American editors are convinced that the term "state" will confuse their readers unless reserved exclusively for the component parts of the United States–New York, California, etc. So when talking about sovereign political structures, where the British would use "state," the Germans "staat" and the French "I'etat," journalists here are compelled to use the word "nation."

Thus in the late 1980s it was common to see press references to "the nation of Yugoslavia." Of course, Yugoslavia's problem was precisely that it was not a nation at all, but a state that contained several different small but fierce nations–Croatia, Serbia, etc.

(In my helpful way, I've been trying to introduce, as an alternative to "state," the word "polity"–defined by Webster as "a politically organized unit." But it's quite hopeless. Editors always confuse it with "pohcy." I've also tried "country," which is sometimes an alternative in British English. No good either. They seem to think that's a type of music.)

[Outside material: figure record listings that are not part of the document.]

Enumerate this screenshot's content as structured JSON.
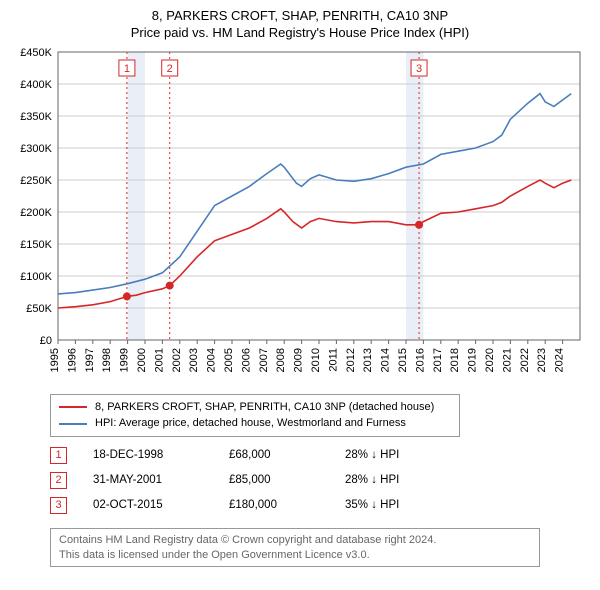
{
  "title_line1": "8, PARKERS CROFT, SHAP, PENRITH, CA10 3NP",
  "title_line2": "Price paid vs. HM Land Registry's House Price Index (HPI)",
  "chart": {
    "type": "line",
    "background_color": "#ffffff",
    "grid_color": "#cccccc",
    "band_color": "#e9eef7",
    "axis_color": "#666666",
    "xlim": [
      1995,
      2025
    ],
    "ylim": [
      0,
      450000
    ],
    "ytick_step": 50000,
    "yticks": [
      "£0",
      "£50K",
      "£100K",
      "£150K",
      "£200K",
      "£250K",
      "£300K",
      "£350K",
      "£400K",
      "£450K"
    ],
    "xticks": [
      1995,
      1996,
      1997,
      1998,
      1999,
      2000,
      2001,
      2002,
      2003,
      2004,
      2005,
      2006,
      2007,
      2008,
      2009,
      2010,
      2011,
      2012,
      2013,
      2014,
      2015,
      2016,
      2017,
      2018,
      2019,
      2020,
      2021,
      2022,
      2023,
      2024
    ],
    "property_series": {
      "color": "#d62728",
      "line_width": 1.6,
      "data": [
        [
          1995,
          50000
        ],
        [
          1996,
          52000
        ],
        [
          1997,
          55000
        ],
        [
          1998,
          60000
        ],
        [
          1998.96,
          68000
        ],
        [
          1999.5,
          70000
        ],
        [
          2000,
          74000
        ],
        [
          2001,
          80000
        ],
        [
          2001.42,
          85000
        ],
        [
          2002,
          100000
        ],
        [
          2003,
          130000
        ],
        [
          2004,
          155000
        ],
        [
          2005,
          165000
        ],
        [
          2006,
          175000
        ],
        [
          2007,
          190000
        ],
        [
          2007.8,
          205000
        ],
        [
          2008,
          200000
        ],
        [
          2008.5,
          185000
        ],
        [
          2009,
          175000
        ],
        [
          2009.5,
          185000
        ],
        [
          2010,
          190000
        ],
        [
          2011,
          185000
        ],
        [
          2012,
          183000
        ],
        [
          2013,
          185000
        ],
        [
          2014,
          185000
        ],
        [
          2015,
          180000
        ],
        [
          2015.75,
          180000
        ],
        [
          2016,
          185000
        ],
        [
          2017,
          198000
        ],
        [
          2018,
          200000
        ],
        [
          2019,
          205000
        ],
        [
          2020,
          210000
        ],
        [
          2020.5,
          215000
        ],
        [
          2021,
          225000
        ],
        [
          2022,
          240000
        ],
        [
          2022.7,
          250000
        ],
        [
          2023,
          245000
        ],
        [
          2023.5,
          238000
        ],
        [
          2024,
          245000
        ],
        [
          2024.5,
          250000
        ]
      ]
    },
    "hpi_series": {
      "color": "#4a7ebb",
      "line_width": 1.6,
      "data": [
        [
          1995,
          72000
        ],
        [
          1996,
          74000
        ],
        [
          1997,
          78000
        ],
        [
          1998,
          82000
        ],
        [
          1999,
          88000
        ],
        [
          2000,
          95000
        ],
        [
          2001,
          105000
        ],
        [
          2002,
          130000
        ],
        [
          2003,
          170000
        ],
        [
          2004,
          210000
        ],
        [
          2005,
          225000
        ],
        [
          2006,
          240000
        ],
        [
          2007,
          260000
        ],
        [
          2007.8,
          275000
        ],
        [
          2008,
          270000
        ],
        [
          2008.7,
          245000
        ],
        [
          2009,
          240000
        ],
        [
          2009.5,
          252000
        ],
        [
          2010,
          258000
        ],
        [
          2011,
          250000
        ],
        [
          2012,
          248000
        ],
        [
          2013,
          252000
        ],
        [
          2014,
          260000
        ],
        [
          2015,
          270000
        ],
        [
          2016,
          275000
        ],
        [
          2017,
          290000
        ],
        [
          2018,
          295000
        ],
        [
          2019,
          300000
        ],
        [
          2020,
          310000
        ],
        [
          2020.5,
          320000
        ],
        [
          2021,
          345000
        ],
        [
          2022,
          370000
        ],
        [
          2022.7,
          385000
        ],
        [
          2023,
          372000
        ],
        [
          2023.5,
          365000
        ],
        [
          2024,
          375000
        ],
        [
          2024.5,
          385000
        ]
      ]
    },
    "sale_markers": [
      {
        "n": "1",
        "x": 1998.96,
        "y": 68000,
        "color": "#d62728"
      },
      {
        "n": "2",
        "x": 2001.42,
        "y": 85000,
        "color": "#d62728"
      },
      {
        "n": "3",
        "x": 2015.75,
        "y": 180000,
        "color": "#d62728"
      }
    ],
    "shaded_bands": [
      [
        1999.0,
        2000.0
      ],
      [
        2015.0,
        2016.0
      ]
    ]
  },
  "legend": {
    "items": [
      {
        "color": "#d62728",
        "label": "8, PARKERS CROFT, SHAP, PENRITH, CA10 3NP (detached house)"
      },
      {
        "color": "#4a7ebb",
        "label": "HPI: Average price, detached house, Westmorland and Furness"
      }
    ]
  },
  "marker_table": {
    "rows": [
      {
        "n": "1",
        "date": "18-DEC-1998",
        "price": "£68,000",
        "diff": "28% ↓ HPI",
        "border_color": "#d62728"
      },
      {
        "n": "2",
        "date": "31-MAY-2001",
        "price": "£85,000",
        "diff": "28% ↓ HPI",
        "border_color": "#d62728"
      },
      {
        "n": "3",
        "date": "02-OCT-2015",
        "price": "£180,000",
        "diff": "35% ↓ HPI",
        "border_color": "#d62728"
      }
    ]
  },
  "footer": {
    "line1": "Contains HM Land Registry data © Crown copyright and database right 2024.",
    "line2": "This data is licensed under the Open Government Licence v3.0."
  }
}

This semantic weakness really impairs American debate on immigration, I argued:

RESULT: Americans who confuse basic terms in this way must inevitably also get confused about what a nation-state is, what its function is, and what it requires in order to survive.

And I supplied a defintion:

What is a "nation-state"? It is the political expression of a nation. And what is a "nation"? It is an ethnocultural community–an interlacing of ethnicity and culture. Invariably, it speaks one language.
In recent years in the United States, there has been a tendency to emphasize the cultural part of the equation. But this is to miss a critical point. The word "nation" is derived from the Latin nescare, to be born. It intrinsically implies a link by blood.

Of course, if a nation-state has an ethnic component, mass non-traditional immigration becomes much more problematic.

As it happens, the geopolitical intelligence publisher Stratfor has just posted a powerful essay by Dr. George Friedman, 2008 and the Return of the Nation-State, arguing that both NATO's confused reaction to Russia's invasion of Georgia and the world's reaction to this fall's financial meltdown show that in crises individual nation-states, and not multilateral institutions, are what count: "The nation-state was the only institution that worked."

Friedman's definition:

A nation is a collection of people who share an ethnicity. A state is the entity that rules a piece of land. A nation-state – the foundation of the modern international order – is what is formed when the nation and state overlap.

Friedman's conclusion:

The world is a very different place from what it was in the spring of 2008. Or, to be more precise, it is a much more traditional place than many thought. It is a world of nations pursuing their own interests and collaborating where they choose. Those interests are economic, political and military, and they are part of a single fabric. The illusion of multilateralism was not put to rest – it will never die – but it was certainly put to bed. It is a world we can readily recognize from history.

Immigration enthusiasm will never die either. But in what Friedman calls "a world of nations", it has only a limited future.